I finished the book in time to hand it back on Monday morning before our return to Kentucky.

'The Hatbox Letters' [Beth Powning] is a fairly recent book and another re-read. 
I was surprised to read negative reviews for this book on 'goodreads'--many reviewers found the pace too slow and the details of locales and seasons too detailed.
As in my first reading of the book I was immersed--Beth Powning describes ancestral homes and gardens in New England--where I was born and lived much of my life.
Her descriptive phrases conjure the scents and sounds of old homes as I recall them, and the tracing of family history which forms one of several plot lines, is dear to my heart.

'Journey to Munich' [Jacqueline Winspear] is the latest in the Maisie Dobbs mystery series--one of the better ones.

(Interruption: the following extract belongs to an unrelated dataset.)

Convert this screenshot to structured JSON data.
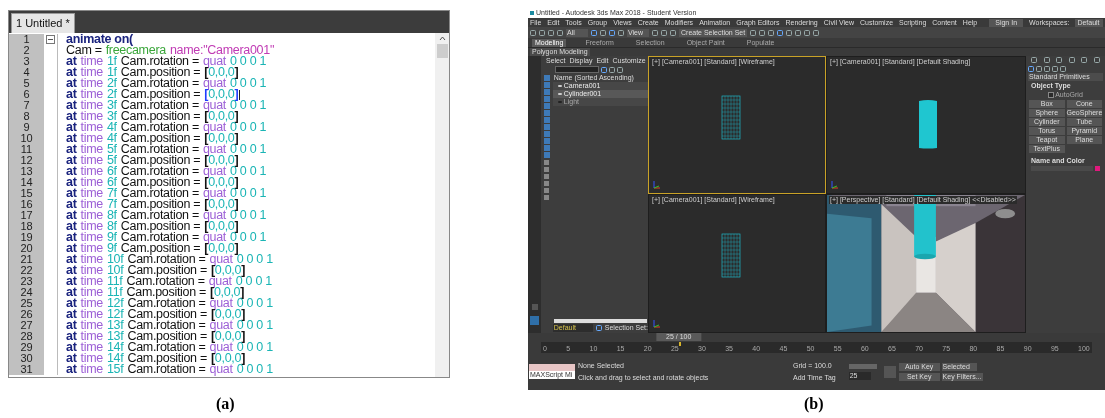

I have bumbled outside for a few minutes each day--long enough to water plants on the porch and to clean the cat litter boxes.
This morning the air was less humid than it has been and I felt less feverish, so decided to walk to the barn.  I knew that F. and B. were away for several hours, so I could visit the goats and the barn cats without concern that I might still be contagious to humans.
Shadow-cat [on the right] is most effusive whenever I go down. When I start back up the lane he follows, mewing soft-voiced, twining insistently about my ankles.
There is a certain point in the lane when our own resident cats strut out to challenge Shadow.
This morning it was Nellie. 
There was no altercation, only a bit of bristling and some low key muttering.
As always, Shadow turns back. If I stop to watch, he mews wistfully, but knows not to push his luck.

Shadow-cat winding himself around my clogs.

During the 10 days of Jim's absence I weeded and spread mulch in the perennial strips.
This week has brought torrents of pounding rain and created a rivlet that has torn through the lower end of the garden.
Nothing I can tackle in the way of repairs until I am well.

The tattered butterfly, seen this morning, is likely too dramatic a symbol of how I am feeling.
I am impatient with illness [and if truthful, rather resentful that I have the 'souvenir' without the holiday!]
While I wait for aches and coughing to diminish and energy to return I shall continue to read and sip honeyed tea.